At a legislative hearing in December, Orange County Municipal Court Judge Pamela Iles described these two mentally ill men she had seen in her courtroom:
“Robert has organic brain damage. I have seen Robert on my short time on the bench approximately eight or nine times for minor offenses, often accompanied by failures to appear, because Robert can’t remember where the courthouse is. . . .
“We sent him to a residential treatment program in San Francisco, because they promised us they would take him. Because he had other problems and . . . his (medication) wore off, they took one look at him and Robert was not acceptable to the program.
“He hitchhiked his way back from San Francisco to my courthouse. He arrived in a tattered condition, no shoes, no jacket, it was the middle of the winter.
. . . He was disoriented; he was delusional; he was disorganized. I put him in jail. That was the only place I could put him in order to take care of him.

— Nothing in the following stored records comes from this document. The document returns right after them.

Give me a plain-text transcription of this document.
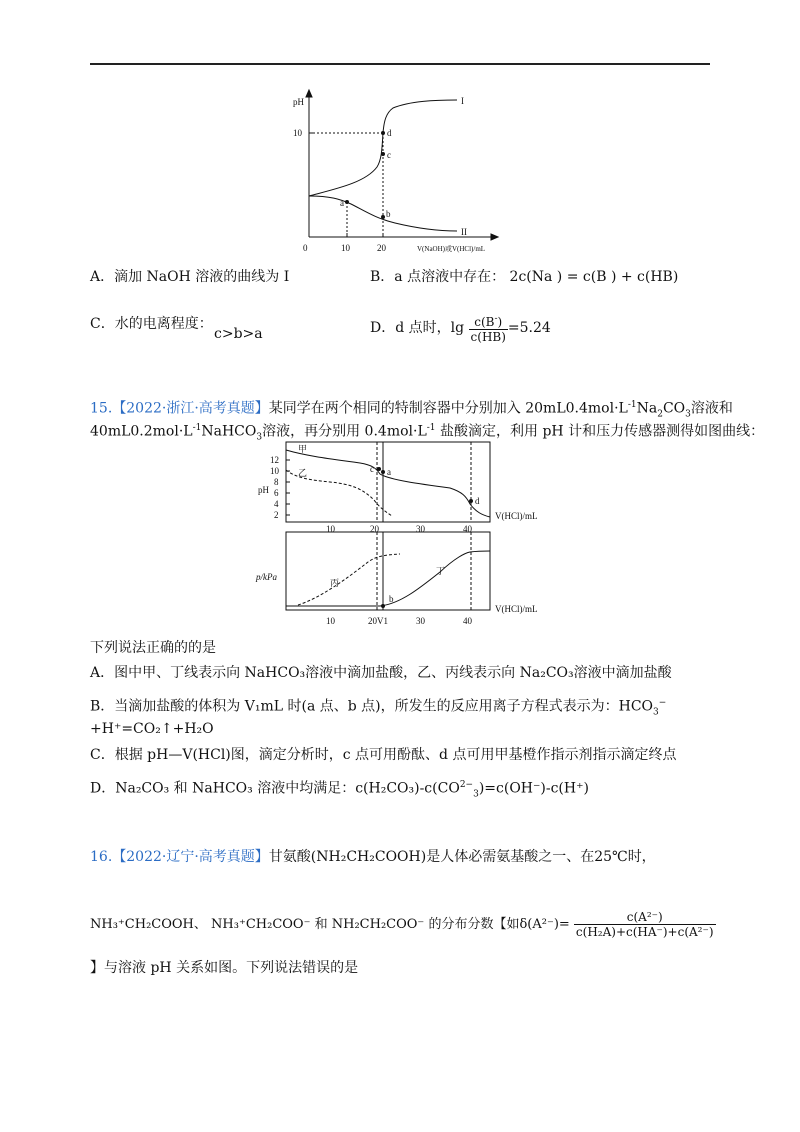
pH
10
0	10	20	V(NaOH)或V(HCl)/mL
a
b
c
d
I
II
A．滴加 NaOH 溶液的曲线为 I	B．a 点溶液中存在： 2c(Na ) = c(B ) + c(HB)
C．水的电离程度：
c>b>a	D．d 点时，$\lg \frac{c(B^-)}{c(HB)} =5.24$
15.【2022·浙江·高考真题】某同学在两个相同的特制容器中分别加入 $20mL0.4mol\cdot L^{-1}Na_2CO_3$溶液和
$40mL0.2mol\cdot L^{-1}NaHCO_3$溶液，再分别用 $0.4mol\cdot L^{-1}$ 盐酸滴定，利用 pH 计和压力传感器测得如图曲线：
12
10
8
6
4
2
pH
甲
乙	c a
d
10	20	30	40
V(HCl)/mL
p/kPa
丙
丁
b
10	20V1	30	40
V(HCl)/mL
下列说法正确的的是
A．图中甲、丁线表示向 NaHCO₃溶液中滴加盐酸，乙、丙线表示向 Na₂CO₃溶液中滴加盐酸
B．当滴加盐酸的体积为 V₁mL 时(a 点、b 点)，所发生的反应用离子方程式表示为：$HCO_3^-$
+H⁺=CO₂↑+H₂O
C．根据 pH—V(HCl)图，滴定分析时，c 点可用酚酞、d 点可用甲基橙作指示剂指示滴定终点
D．Na₂CO₃ 和 NaHCO₃ 溶液中均满足：$c(H_2CO_3)-c(CO^{2-}_3)=c(OH^-)-c(H^+)$
16.【2022·辽宁·高考真题】甘氨酸(NH₂CH₂COOH)是人体必需氨基酸之一、在25℃时，
NH₃⁺CH₂COOH、 NH₃⁺CH₂COO⁻ 和 NH₂CH₂COO⁻ 的分布分数【如$\delta(A^{2-})= \frac{\text{c(A²⁻)}}{\text{c(H₂A)+c(HA⁻)+c(A²⁻)}}$
】与溶液 pH 关系如图。下列说法错误的是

“Out of the last 24 months, Robert spent nine of those months in custody in the Orange County Jail. When those people are committed to local facilities, there is no therapeutic environment for them. They are usually not acceptable to any farm or ranch program. They stay in the bowels of the jail. . . . They are not getting any treatment; they are not getting any follow-up care and they are not amenable to mental health programs. . . .
“Robert doesn’t qualify for anything. So what we have is someone who falls through the cracks, and the crack that he falls into is custody.”
“Kenneth is a 19-year-old person who was arrested for sexually assaulting two boys, one 12 and one 9. Kenneth would go down to a riverbed alongside of a school and wait for children to come down to play in the attractiveness of the riverbed. When Kenneth got down there, he brought along with him a knife, a couple of long ropes, a couple of blindfolds, a soft tie to stuff in somebody’s mouth as a gag, and then he’d wait for the next child to come along. . . .
“Once he had his victims blindfolded, gagged, with their hands tied behind their back and their feet tied, he’d start to strangle them, and when they went into convulsions, then he would quickly feel someplace else, so that the child didn’t know that he was being sexually molested.
“This young man pled guilty to me to a battery and a false imprisonment on a plea bargain by the district attorney and his private lawyer, striking all of the sex allegations, so the case came to me with no sex allegations on the plea.”
(Based on a probation report that hinted that Kenneth was disturbed, Iles asked several psychiatrists and psychologists to examine him. Most failed to discover that Kenneth was a mentally disordered sex offender, primarily because they refused to look at police reports. One even suggested that it would be helpful to Kenneth if he were allowed to work with young children. However, a fifth health professional, a psychologist with experience working with sex offenders, concluded that Kenneth was dangerous and needed both to be treated and to face the consequences of his acts.)
“I introduced Kenneth to the power of the court. I sentenced him to six months in jail, three years formal, supervised probation. He reports to me every 90 days and so does his therapist.
“My point in telling you this is that if I had relied on the best educated minds in the area that were being presented to me, I would have been allowing this person to work unsupervised with young children.”